ANKARA Büyükşehir Belediyesi Basın Koordinatörü Avni Kavlak, Tıp Kurumu Derneği Başkanı Dr. Mehmet Altınok’un dünkü ’Arsenikli dedik, Gökçek dava açtı’ başlıklı yazısını şöyle yanıtlıyor:

"Hatırlanırsa, kuraklığın yoğun etkisine aldığı dönemde Büyükşehir Belediyesi, Ankara’ya 128 kilometre uzaklıktaki Kızılırmak’tan su getirmişti. Bazı sivil toplum örgütleriyle birlikte Tıp Kurumu Derneği de ’Tıp Kurumu’ adını kullanarak bu suyun içindeki arsenik miktarının insan sağlığını etkileyeceğini ve kansere neden olacağını savunarak halkı paniğe sevk etmişti.

Oysaki Kızılırmak suyu şehre verildikten sonra yapılan tüm ölçümlerde arsenik oranı en yüksek olduğu dönemde bile litrede 4 mikrogramı geçmediği kanıtlanmıştı. Bilindiği gibi Dünya Sağlık Örgütü ve Sağlık Bakanlığı’nın yönetmeliğine göre içme sularında arsenik sınır değeri litrede 10 mikrogramı aşmaması gerekir. Ankara’nın suyundaki arsenik oranı görüldüğü gibi normal değerlerin çok altında olmasına karşın Tıp Kurumu Derneği yöneticileri yaptıkları açıklamayla kentte bir panik havası yarattılar. Aynı derneğin yöneticileri bir TV programında (FOX TV Kadir Çelik) İzmir’de şehir suyunda arseniğin 50’lere kadar çıkmasıyla ilgili de ’Bunun insanlar için bir sıkıntı yaratmayacağını’ iddia etmişlerdi. Bu dernek yöneticilerine göre, Ankara’da sınır değerlerinin çok altındaki arsenik öldürüyor, İzmir’de 50 arsenik sıkıntı vermiyor. Bunun neresi bilimsel gerçek? Bilimsel gerçek Ankara’da başka, İzmir’de başka mı oluyor? "Bilimsel değerleri Dünya Sağlık Örgütü belirlemiyor da, bu dernek mi belirliyor acaba" diye sormak gerekmez mi?

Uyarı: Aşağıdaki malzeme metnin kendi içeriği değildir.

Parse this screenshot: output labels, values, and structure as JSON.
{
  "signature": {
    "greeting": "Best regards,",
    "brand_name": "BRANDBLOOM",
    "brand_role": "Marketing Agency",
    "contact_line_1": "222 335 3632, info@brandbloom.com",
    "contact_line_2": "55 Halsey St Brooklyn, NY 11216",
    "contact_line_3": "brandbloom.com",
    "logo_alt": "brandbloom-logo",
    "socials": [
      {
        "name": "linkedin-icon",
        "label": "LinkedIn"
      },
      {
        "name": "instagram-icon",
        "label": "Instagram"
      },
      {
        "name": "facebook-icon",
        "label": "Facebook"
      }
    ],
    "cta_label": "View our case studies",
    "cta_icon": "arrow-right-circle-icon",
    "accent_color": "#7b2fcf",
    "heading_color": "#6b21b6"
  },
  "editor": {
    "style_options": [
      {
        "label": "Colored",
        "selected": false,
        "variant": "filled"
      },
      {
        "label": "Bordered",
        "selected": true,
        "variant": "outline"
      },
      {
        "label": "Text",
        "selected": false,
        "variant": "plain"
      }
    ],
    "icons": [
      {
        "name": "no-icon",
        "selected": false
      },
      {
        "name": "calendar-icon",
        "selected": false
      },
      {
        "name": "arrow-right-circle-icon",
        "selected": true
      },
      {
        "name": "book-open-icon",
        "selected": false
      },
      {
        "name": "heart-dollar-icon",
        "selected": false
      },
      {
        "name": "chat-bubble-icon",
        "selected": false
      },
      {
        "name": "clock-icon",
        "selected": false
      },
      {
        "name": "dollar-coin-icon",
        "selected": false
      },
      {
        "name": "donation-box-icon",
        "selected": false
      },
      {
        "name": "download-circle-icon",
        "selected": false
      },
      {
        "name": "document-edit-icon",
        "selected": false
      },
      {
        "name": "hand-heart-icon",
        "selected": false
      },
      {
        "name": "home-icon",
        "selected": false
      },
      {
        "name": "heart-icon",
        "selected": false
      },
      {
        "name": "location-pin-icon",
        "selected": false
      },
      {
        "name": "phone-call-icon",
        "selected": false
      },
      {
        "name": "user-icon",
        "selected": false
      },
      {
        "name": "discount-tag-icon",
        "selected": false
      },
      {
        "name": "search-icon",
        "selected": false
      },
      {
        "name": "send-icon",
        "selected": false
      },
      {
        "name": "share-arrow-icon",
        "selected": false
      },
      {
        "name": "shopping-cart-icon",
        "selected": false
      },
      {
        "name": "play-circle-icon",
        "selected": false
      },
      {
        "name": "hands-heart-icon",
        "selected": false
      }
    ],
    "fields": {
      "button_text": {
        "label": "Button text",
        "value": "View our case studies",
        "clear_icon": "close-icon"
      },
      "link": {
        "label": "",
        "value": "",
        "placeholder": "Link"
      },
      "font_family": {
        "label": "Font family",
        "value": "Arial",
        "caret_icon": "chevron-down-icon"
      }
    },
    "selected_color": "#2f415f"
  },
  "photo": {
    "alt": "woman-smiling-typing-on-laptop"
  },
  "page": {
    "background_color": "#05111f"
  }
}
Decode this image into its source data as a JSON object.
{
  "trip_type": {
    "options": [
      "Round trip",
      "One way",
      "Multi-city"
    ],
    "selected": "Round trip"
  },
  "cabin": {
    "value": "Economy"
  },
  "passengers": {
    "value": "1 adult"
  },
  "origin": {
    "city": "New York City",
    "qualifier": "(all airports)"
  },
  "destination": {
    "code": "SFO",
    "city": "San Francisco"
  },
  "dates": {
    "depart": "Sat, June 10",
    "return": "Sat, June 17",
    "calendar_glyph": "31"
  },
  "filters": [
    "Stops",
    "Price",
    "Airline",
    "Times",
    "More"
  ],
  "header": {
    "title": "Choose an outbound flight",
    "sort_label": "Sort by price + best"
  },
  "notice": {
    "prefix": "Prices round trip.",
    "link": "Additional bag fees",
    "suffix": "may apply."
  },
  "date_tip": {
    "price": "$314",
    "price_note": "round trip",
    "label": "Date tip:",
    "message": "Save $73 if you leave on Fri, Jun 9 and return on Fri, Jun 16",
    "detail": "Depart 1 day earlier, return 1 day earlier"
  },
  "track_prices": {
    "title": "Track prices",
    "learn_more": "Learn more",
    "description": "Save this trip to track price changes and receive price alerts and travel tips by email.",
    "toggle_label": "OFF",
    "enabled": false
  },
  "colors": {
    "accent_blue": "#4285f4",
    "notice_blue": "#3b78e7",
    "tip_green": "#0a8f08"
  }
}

Bu asılsız iddialara, bu ideolojik bakış açısıyla, yanlış bilgilerle halkı paniğe sevk eden, yanlış, yönlendiren dernek yöneticileri için Başkan Melih Gökçek ne yapmış?

Hukuk yolunu seçmiş, yargıya başvurmuş. Savcılık da yapılan başvuru üzerine dava açılmasını kararlaştırmış.

Sayın dernek yöneticisi de bunu "Türkiye’de gerçek demokrasi olmadığı" şeklinde yorumlamış. Demokratik ülkelerde, tüm toplumu ilgilendiren konularda halkı paniğe sevk edenlere, kişiye hakaret edenlere başka türlü bir yöntem mi uygulanıyor acaba?"

GÜNÜN SÖZÜ

"Sözcüklerin gücünü anlamadan insanların gücünü anlayamazsınız."